Disney Mobile Turns to Japan
by John Kullman on November 13, 2007

softbank.JPGDisney plans to end its U.S. mobile phone service in December and to compensate will turn to the Japanese market early next year. The company is hoping that the demand for its online content will be able to compete in the world’s biggest market of third-generation phones. Disney will use local mobile phone carrier Softbank Corp’s network. The two companies have plans to develop new mobile phones and content for Japan’s competitive market.

Softbank, which is new to Japan, has been gaining market share with its low-cost price plans. Softbank hopes that a partnership with Disney will induce subscribers to use their phones for more downloads, and switch to more expensive handsets and calling plans.

Michito Kimura, a market analyst at the research firm of IDC Japan, has doubts about the new partnership. Disney phones might appeal to hard-core Disney fans, children and adolescents; they are unlikely to win more than 100,000 to 200,000 subscribers out of a market of 100 million mobile phone users.

“Softbank is eyeing long-term growth from this partnership, and the question is if Disney will stick it through,” Kimura said. “You need to constantly come up with new and quality content to keep users interested.”

Disney
Softbank

Comments

Hi,

I found your blog a very good source of information. It is very informative!

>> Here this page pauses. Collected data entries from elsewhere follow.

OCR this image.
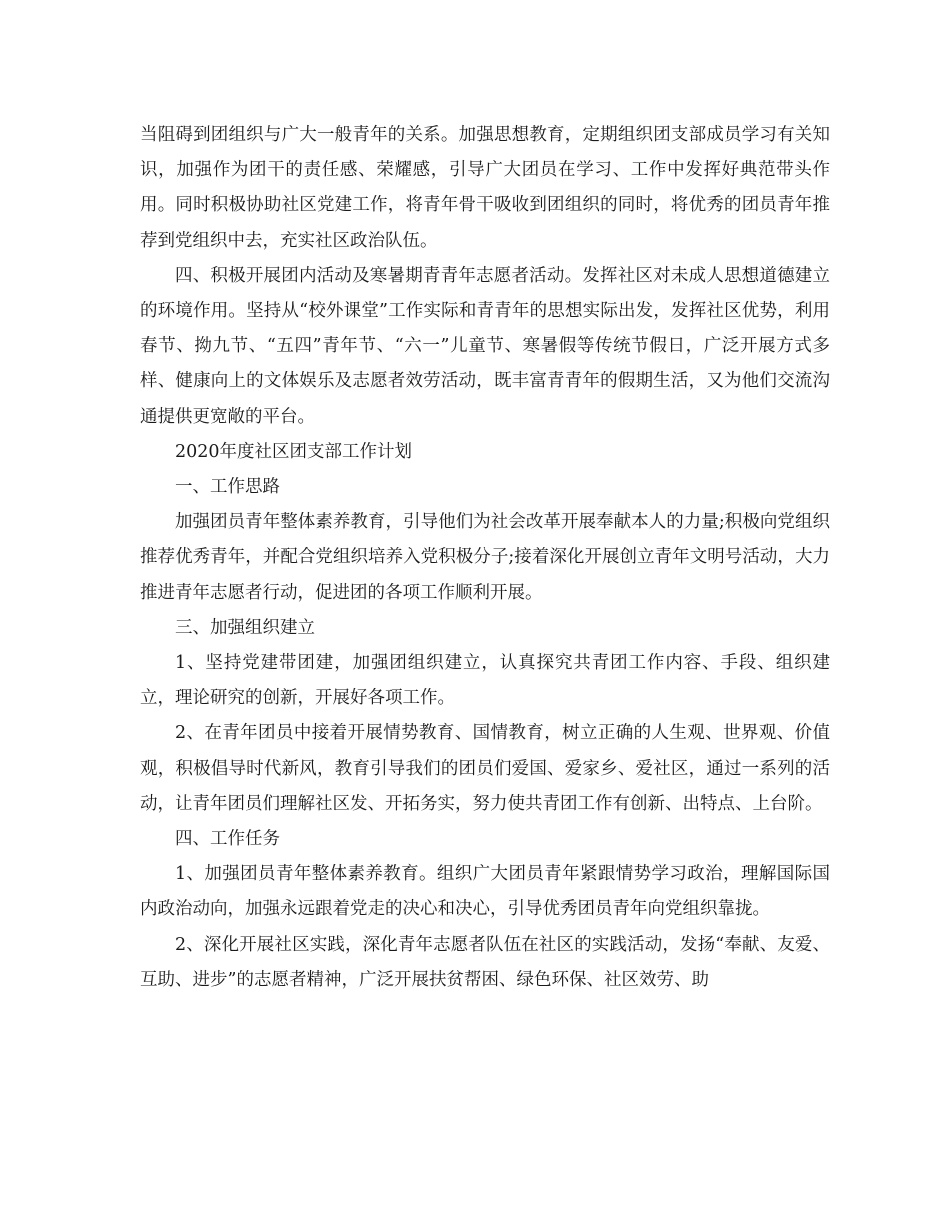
当阻碍到团组织与广大一般青年的关系。加强思想教育，定期组织团支部成员学习有关知识，加强作为团干的责任感、荣耀感，引导广大团员在学习、工作中发挥好典范带头作用。同时积极协助社区党建工作，将青年骨干吸收到团组织的同时，将优秀的团员青年推荐到党组织中去，充实社区政治队伍。

四、积极开展团内活动及寒暑期青青年志愿者活动。发挥社区对未成人思想道德建立的环境作用。坚持从“校外课堂”工作实际和青青年的思想实际出发，发挥社区优势，利用春节、拗九节、“五四”青年节、“六一”儿童节、寒暑假等传统节假日，广泛开展方式多样、健康向上的文体娱乐及志愿者效劳活动，既丰富青青年的假期生活，又为他们交流沟通提供更宽敞的平台。

2020年度社区团支部工作计划

一、工作思路

加强团员青年整体素养教育，引导他们为社会改革开展奉献本人的力量;积极向党组织推荐优秀青年，并配合党组织培养入党积极分子;接着深化开展创立青年文明号活动，大力推进青年志愿者行动，促进团的各项工作顺利开展。

三、加强组织建立

1、坚持党建带团建，加强团组织建立，认真探究共青团工作内容、手段、组织建立，理论研究的创新，开展好各项工作。

2、在青年团员中接着开展情势教育、国情教育，树立正确的人生观、世界观、价值观，积极倡导时代新风，教育引导我们的团员们爱国、爱家乡、爱社区，通过一系列的活动，让青年团员们理解社区发、开拓务实，努力使共青团工作有创新、出特点、上台阶。

四、工作任务

1、加强团员青年整体素养教育。组织广大团员青年紧跟情势学习政治，理解国际国内政治动向，加强永远跟着党走的决心和决心，引导优秀团员青年向党组织靠拢。

2、深化开展社区实践，深化青年志愿者队伍在社区的实践活动，发扬“奉献、友爱、互助、进步”的志愿者精神，广泛开展扶贫帮困、绿色环保、社区效劳、助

I am a student at the Columbia University of NY and currently doing a research paper on the subject of mobile banking. I am of the firm belief that Mobile banking is there to stay and is definitely beginning to gain traction in the United States.

For that matter I also came across a lot of vendors providing solutions in the mobile banking space in the process of doing my research. And when I look it from the vendors point of view how do I take into account the risk involved in these investments. I want to know how vendors of mobile banking such as mfoundry, firethorn, obopay and the host of other new players entering the market are able to justify there investments. In particular what kind of discount factor or cost of capital do they go with when venturing into creating solutions for mobile banking considering that mobile banking has still not started to generate any substantial revenue for banks.

I would appreciate your advice and suggestions in helping me solve this puzzle.